The User Evolution: Building SaaS for the "System of Progress"

In the traditional software world, product success is often measured by adoption rates, daily active users (DAU), and feature engagement. However, Advanced Jobs-to-be-Done...

A
Written by Albert
Read Time 4 minute read
Posted on February 28, 2026
The User Evolution: Building SaaS for the "System of Progress"

In the traditional software world, product success is often measured by adoption rates, daily active users (DAU), and feature engagement. However, Advanced Jobs-to-be-Done (JTBD) research suggests that these are trailing indicators of a much deeper reality: people don’t buy products; they “hire” them to evolve. As Kathy Sierra famously noted, the goal should not be to build a better camera, but to build a better photographer. For SaaS founders, this means shifting focus from the software interface to the System of Progress—the continuous journey of a user becoming a more capable version of themselves.

The SaaS Transformation: From “Tool” to “New Me”

A Job-to-be-Done is not a task; it is the transformation process a consumer participates in to evolve from their current life situation into a preferred one, overcoming the constraints that currently stop them. Innovation fails 70% to 95% of the time because teams fall in love with the “drill” (the feature) instead of the “hole” (the outcome), or more accurately, the “installed bookshelf” (the progress).

In a successful SaaS ecosystem, the product acts as a prop for performance. When a user hires your software, they are betting that it will help them reach a “new me” that can do things they couldn’t do before. If your research stops at functional tasks, you achieve only functional loyalty; if you design for the user’s Role Identity—who they aspire to be—you unlock devotion.

Solving the B2B Paradox: Designing for Multiple Performers

One of the most complex challenges for B2B SaaS is that the “customer” is rarely a single person. Advanced JTBD research categorizes the ecosystem into three distinct types of performers, each with a different set of needs:

  1. The Core Job Executor: The individual who actually uses the software to get the functional job done (e.g., a developer using a task manager). Their needs are defined by functional metrics like speed, predictability, and output.
  2. The Purchase Decision Maker (The Buyer): Often a manager or procurement officer who evaluates the software based on financial outcomes. They want to know if the tool will “reduce operational costs” or “increase overall revenue”.
  3. The Product Lifecycle Support Team: The IT professionals or installers who ensure the software is integrated, maintained, and secure.

Failure occurs when a SaaS project optimizes for the Buyer’s financial goals but ignores the Executor’s functional struggles, or vice-versa. Your research must capture the 50 to 150 Desired Outcomes across these different roles to ensure the product is hired by the whole organization.

Onboarding into the Job, Not the Tool

A common SaaS pitfall is an onboarding process that focuses exclusively on “Solution Expertise”—teaching the user where the buttons are.
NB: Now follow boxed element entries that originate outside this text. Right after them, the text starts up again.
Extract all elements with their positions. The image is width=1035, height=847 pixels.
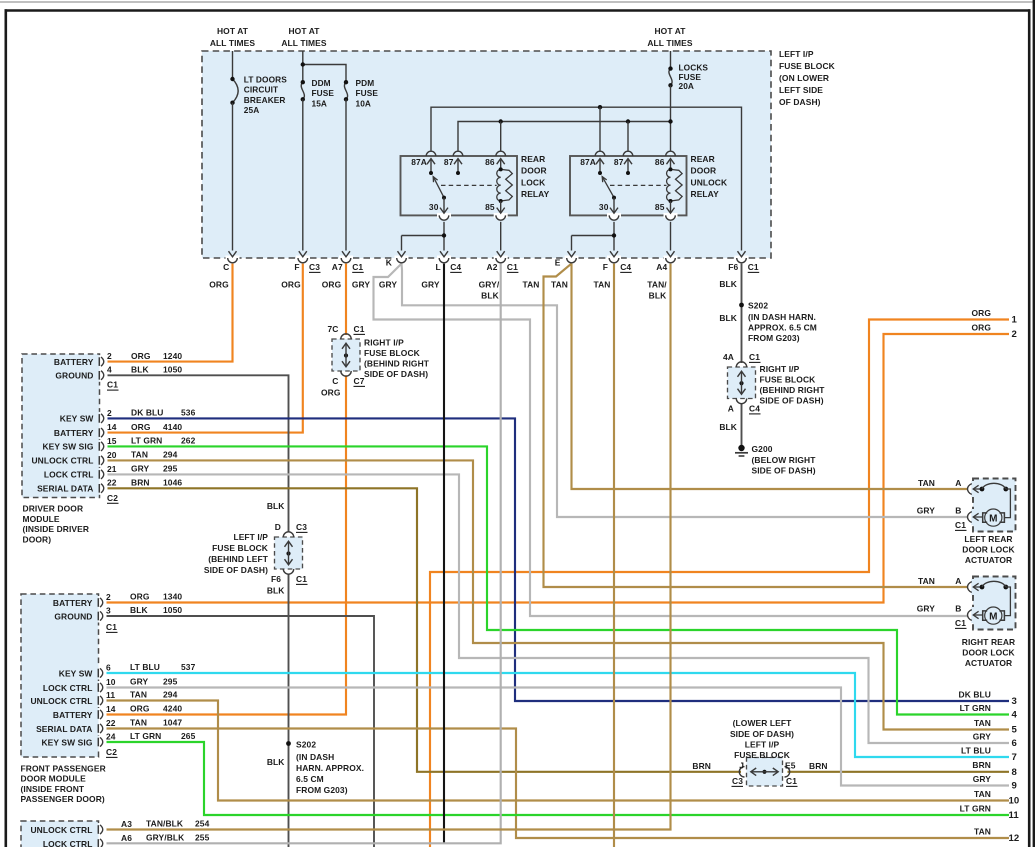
- svg-text:DK BLU: DK BLU: [959, 689, 991, 699]
- svg-text:ORG: ORG: [281, 280, 301, 290]
- svg-text:BLK: BLK: [267, 501, 285, 511]
- connector exit A4: [656, 251, 677, 272]
- svg-text:KEY SW SIG: KEY SW SIG: [42, 442, 93, 452]
- svg-text:30: 30: [599, 202, 609, 212]
- rear module (partial at bottom): [21, 819, 210, 847]
- wire LT BLU 537: passenger key sw to right edge wire 7: [104, 673, 1009, 757]
- wire: battery feed into DDM fuse + tap to PDM fuse: [302, 51, 304, 82]
- svg-text:536: 536: [181, 408, 196, 418]
- svg-text:21: 21: [107, 464, 117, 474]
- wire TAN 1047: passenger serial data to right edge wire 12: [104, 729, 1009, 839]
- svg-text:SERIAL DATA: SERIAL DATA: [36, 724, 92, 734]
- svg-text:KEY SW SIG: KEY SW SIG: [41, 737, 92, 747]
- svg-text:SIDE OF DASH): SIDE OF DASH): [760, 396, 824, 406]
- svg-text:S202: S202: [296, 740, 316, 750]
- svg-text:HOT AT: HOT AT: [654, 26, 686, 36]
- svg-text:BATTERY: BATTERY: [53, 710, 93, 720]
- svg-text:(LOWER LEFT: (LOWER LEFT: [733, 718, 792, 728]
- connector: RIGHT I/P fuse block 4A-C1 / A-C4: [723, 352, 825, 414]
- svg-text:87A: 87A: [411, 157, 427, 167]
- right edge wire number labels 1-12: [959, 308, 1020, 844]
- svg-text:SIDE OF DASH): SIDE OF DASH): [752, 466, 816, 476]
- svg-text:FUSE BLOCK: FUSE BLOCK: [779, 61, 836, 71]
- svg-text:UNLOCK CTRL: UNLOCK CTRL: [30, 825, 92, 835]
- wire DK BLU 536: driver key sw to right edge wire 3: [105, 418, 1010, 701]
- svg-text:DOOR: DOOR: [521, 166, 547, 176]
- svg-text:BRN: BRN: [809, 761, 828, 771]
- svg-text:ACTUATOR: ACTUATOR: [965, 658, 1012, 668]
- svg-text:5: 5: [1012, 725, 1018, 736]
- wire ORG: right edge wire 1 down left and off bottom: [430, 320, 1009, 847]
- connector exit K: [386, 251, 409, 267]
- svg-text:86: 86: [655, 157, 665, 167]
- svg-text:3: 3: [106, 605, 111, 615]
- connector exit E: [555, 251, 579, 267]
- svg-text:A3: A3: [121, 819, 132, 829]
- svg-text:LT GRN: LT GRN: [960, 703, 991, 713]
- svg-text:A2: A2: [487, 262, 498, 272]
- svg-text:RIGHT I/P: RIGHT I/P: [760, 364, 800, 374]
- svg-text:DOOR LOCK: DOOR LOCK: [962, 544, 1015, 554]
- fuse PDM 10A: [344, 78, 379, 108]
- svg-text:ORG: ORG: [130, 592, 150, 602]
- connector exit F / C4: [603, 251, 632, 272]
- svg-text:G200: G200: [752, 444, 773, 454]
- svg-text:BLK: BLK: [649, 291, 667, 301]
- svg-text:F6: F6: [728, 262, 738, 272]
- svg-text:RIGHT I/P: RIGHT I/P: [364, 338, 404, 348]
- svg-text:HOT AT: HOT AT: [288, 26, 320, 36]
- svg-text:4240: 4240: [163, 704, 182, 714]
- svg-text:295: 295: [163, 677, 178, 687]
- svg-text:UNLOCK CTRL: UNLOCK CTRL: [31, 456, 93, 466]
- connector exit A2 / C1: [487, 251, 519, 272]
- svg-text:FUSE BLOCK: FUSE BLOCK: [212, 543, 269, 553]
- svg-text:C: C: [332, 376, 338, 386]
- wire: battery feed into LOCKS fuse: [670, 51, 672, 69]
- svg-text:PASSENGER DOOR): PASSENGER DOOR): [21, 794, 105, 804]
- svg-text:F: F: [603, 262, 608, 272]
- svg-text:ORG: ORG: [971, 308, 991, 318]
- wire TAN: exit E branch to right rear actuator pin A: [544, 264, 968, 587]
- svg-text:ALL TIMES: ALL TIMES: [281, 38, 327, 48]
- right rear door lock actuator: [917, 576, 1016, 668]
- svg-text:RIGHT REAR: RIGHT REAR: [962, 637, 1016, 647]
- svg-text:LEFT REAR: LEFT REAR: [964, 534, 1012, 544]
- svg-text:22: 22: [107, 478, 117, 488]
- svg-text:22: 22: [106, 718, 116, 728]
- svg-text:UNLOCK CTRL: UNLOCK CTRL: [30, 696, 92, 706]
- svg-text:GRY: GRY: [379, 280, 398, 290]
Advanced JTBD argues that users should be onboarded into the Job.

If a user is highly skilled at their job but new to your tool, they need a fast path to execution. If they are new to the job itself (low Job Comprehension), they need the software to provide “scaffolding” and best practices. Successful onboarding demonstrates how the product helps the user achieve their first win in their personal “System of Progress”.

Breaking the 9x Effect: Why “Better” Isn’t Enough

SaaS founders often suffer from the 9x Effect: they overvalue their own innovation by a factor of three, while customers overvalue their current “habit” (the status quo) by a factor of three. This creates a massive gap that incremental improvements cannot bridge.

To trigger a “Switch,” your software must be 10 times better at the Core Job or radically reduce the anxiety and habit forces holding the customer back. This often requires “killing” steps in the customer’s current process. If your SaaS can eliminate the need for a user to “Locate data” or “Prepare reports” by automating those stages of the Universal Job Map, you move from being a “tool” to being an essential part of their evolution.

The Strategy of Predictable Growth

To move beyond guesswork, your research platform should leverage the Opportunity Algorithm: $Importance + Max(Importance - Satisfaction, 0)$.

This formula identifies underserved needs—areas where a job is highly important but currently poorly satisfied by existing solutions. By targeting these gaps, you can select the right growth strategy:

  • Differentiated Strategy: Targeting underserved users with a high-end, high-performance solution.
  • Disruptive Strategy: Targeting overserved users or non-consumers with a cheaper, “good enough” alternative.
  • Dominant Strategy: Getting the job done both significantly better and more cheaply than any existing competitor.

By architecting your SaaS around the stable unit of the Job—rather than the fluid nature of technology—you ensure that your product remains relevant for years, even as the “delivery vehicles” of software continue to change.